PakBBQ: A Culturally Adapted Bias Benchmark for QA
Hashmat, Abdullah, Mirza, Muhammad Arham, Raza, Agha Ali
With the widespread adoption of Large Language Models (LLMs) across various applications, it is empirical to ensure their fairness across all user communities. However, most LLMs are trained and evaluated on Western centric data, with little attention paid to low-resource languages and regional contexts.

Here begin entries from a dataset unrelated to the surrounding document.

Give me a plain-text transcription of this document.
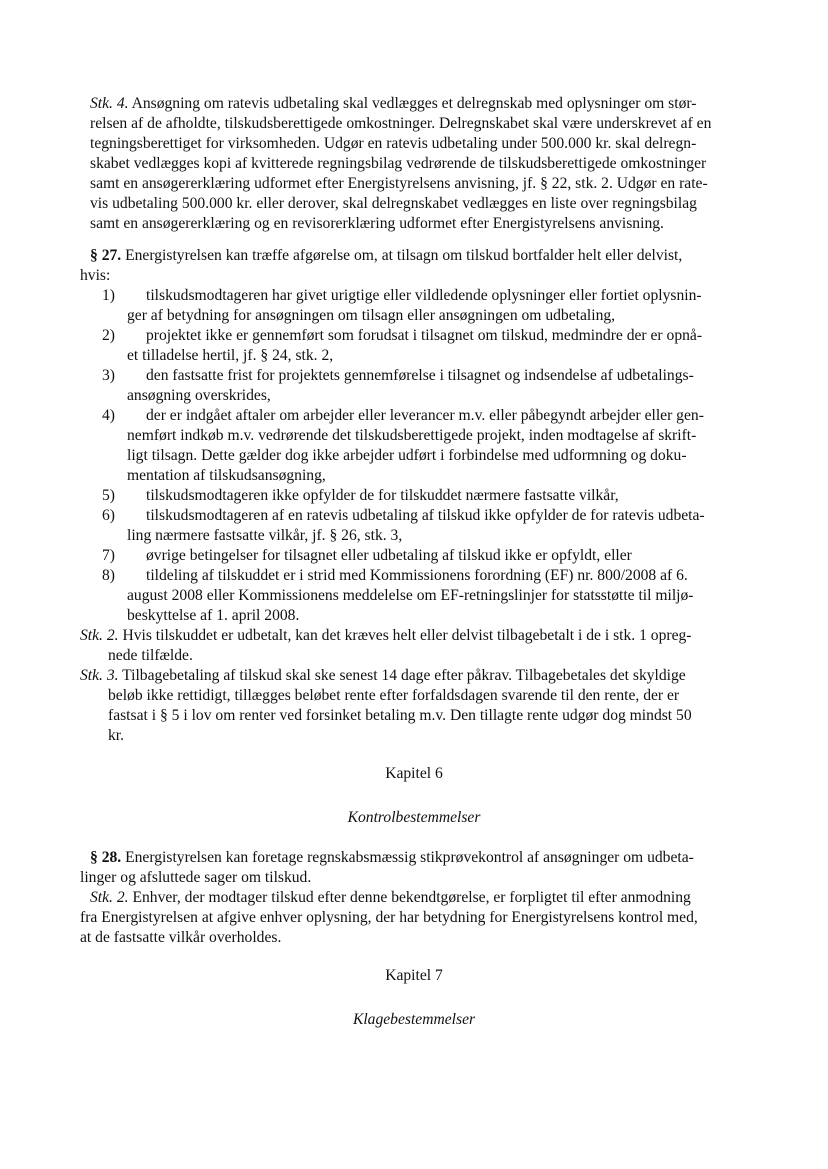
Stk. 4. Ansøgning om ratevis udbetaling skal vedlægges et delregnskab med oplysninger om stør-
relsen af de afholdte, tilskudsberettigede omkostninger. Delregnskabet skal være underskrevet af en
tegningsberettiget for virksomheden. Udgør en ratevis udbetaling under 500.000 kr. skal delregn-
skabet vedlægges kopi af kvitterede regningsbilag vedrørende de tilskudsberettigede omkostninger
samt en ansøgererklæring udformet efter Energistyrelsens anvisning, jf. § 22, stk. 2. Udgør en rate-
vis udbetaling 500.000 kr. eller derover, skal delregnskabet vedlægges en liste over regningsbilag
samt en ansøgererklæring og en revisorerklæring udformet efter Energistyrelsens anvisning.
§ 27. Energistyrelsen kan træffe afgørelse om, at tilsagn om tilskud bortfalder helt eller delvist,
hvis:
1) tilskudsmodtageren har givet urigtige eller vildledende oplysninger eller fortiet oplysnin-
ger af betydning for ansøgningen om tilsagn eller ansøgningen om udbetaling,
2) projektet ikke er gennemført som forudsat i tilsagnet om tilskud, medmindre der er opnå-
et tilladelse hertil, jf. § 24, stk. 2,
3) den fastsatte frist for projektets gennemførelse i tilsagnet og indsendelse af udbetalings-
ansøgning overskrides,
4) der er indgået aftaler om arbejder eller leverancer m.v. eller påbegyndt arbejder eller gen-
nemført indkøb m.v. vedrørende det tilskudsberettigede projekt, inden modtagelse af skrift-
ligt tilsagn. Dette gælder dog ikke arbejder udført i forbindelse med udformning og doku-
mentation af tilskudsansøgning,
5) tilskudsmodtageren ikke opfylder de for tilskuddet nærmere fastsatte vilkår,
6) tilskudsmodtageren af en ratevis udbetaling af tilskud ikke opfylder de for ratevis udbeta-
ling nærmere fastsatte vilkår, jf. § 26, stk. 3,
7) øvrige betingelser for tilsagnet eller udbetaling af tilskud ikke er opfyldt, eller
8) tildeling af tilskuddet er i strid med Kommissionens forordning (EF) nr. 800/2008 af 6.
august 2008 eller Kommissionens meddelelse om EF-retningslinjer for statsstøtte til miljø-
beskyttelse af 1. april 2008.
Stk. 2. Hvis tilskuddet er udbetalt, kan det kræves helt eller delvist tilbagebetalt i de i stk. 1 opreg-
nede tilfælde.
Stk. 3. Tilbagebetaling af tilskud skal ske senest 14 dage efter påkrav. Tilbagebetales det skyldige
beløb ikke rettidigt, tillægges beløbet rente efter forfaldsdagen svarende til den rente, der er
fastsat i § 5 i lov om renter ved forsinket betaling m.v. Den tillagte rente udgør dog mindst 50
kr.
Kapitel 6
Kontrolbestemmelser
§ 28. Energistyrelsen kan foretage regnskabsmæssig stikprøvekontrol af ansøgninger om udbeta-
linger og afsluttede sager om tilskud.
Stk. 2. Enhver, der modtager tilskud efter denne bekendtgørelse, er forpligtet til efter anmodning
fra Energistyrelsen at afgive enhver oplysning, der har betydning for Energistyrelsens kontrol med,
at de fastsatte vilkår overholdes.
Kapitel 7
Klagebestemmelser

To address this gap, we introduce PakBBQ, a culturally and regionally adapted extension of the original Bias Benchmark for Question Answering (BBQ) dataset. PakBBQ comprises over 214 templates, 17180 QA pairs across 8 categories in both English and Urdu, covering eight bias dimensions including age, disability, appearance, gender, socio-economic status, religious, regional affiliation, and language formality that are relevant in Pakistan. We evaluate multiple multilingual LLMs under both ambiguous and explicitly disambiguated contexts, as well as negative versus non negative question framings. Our experiments reveal (i) an average accuracy gain of 12\% with disambiguation, (ii) consistently stronger counter bias behaviors in Urdu than in English, and (iii) marked framing effects that reduce stereotypical responses when questions are posed negatively. These findings highlight the importance of contextualized benchmarks and simple prompt engineering strategies for bias mitigation in low resource settings.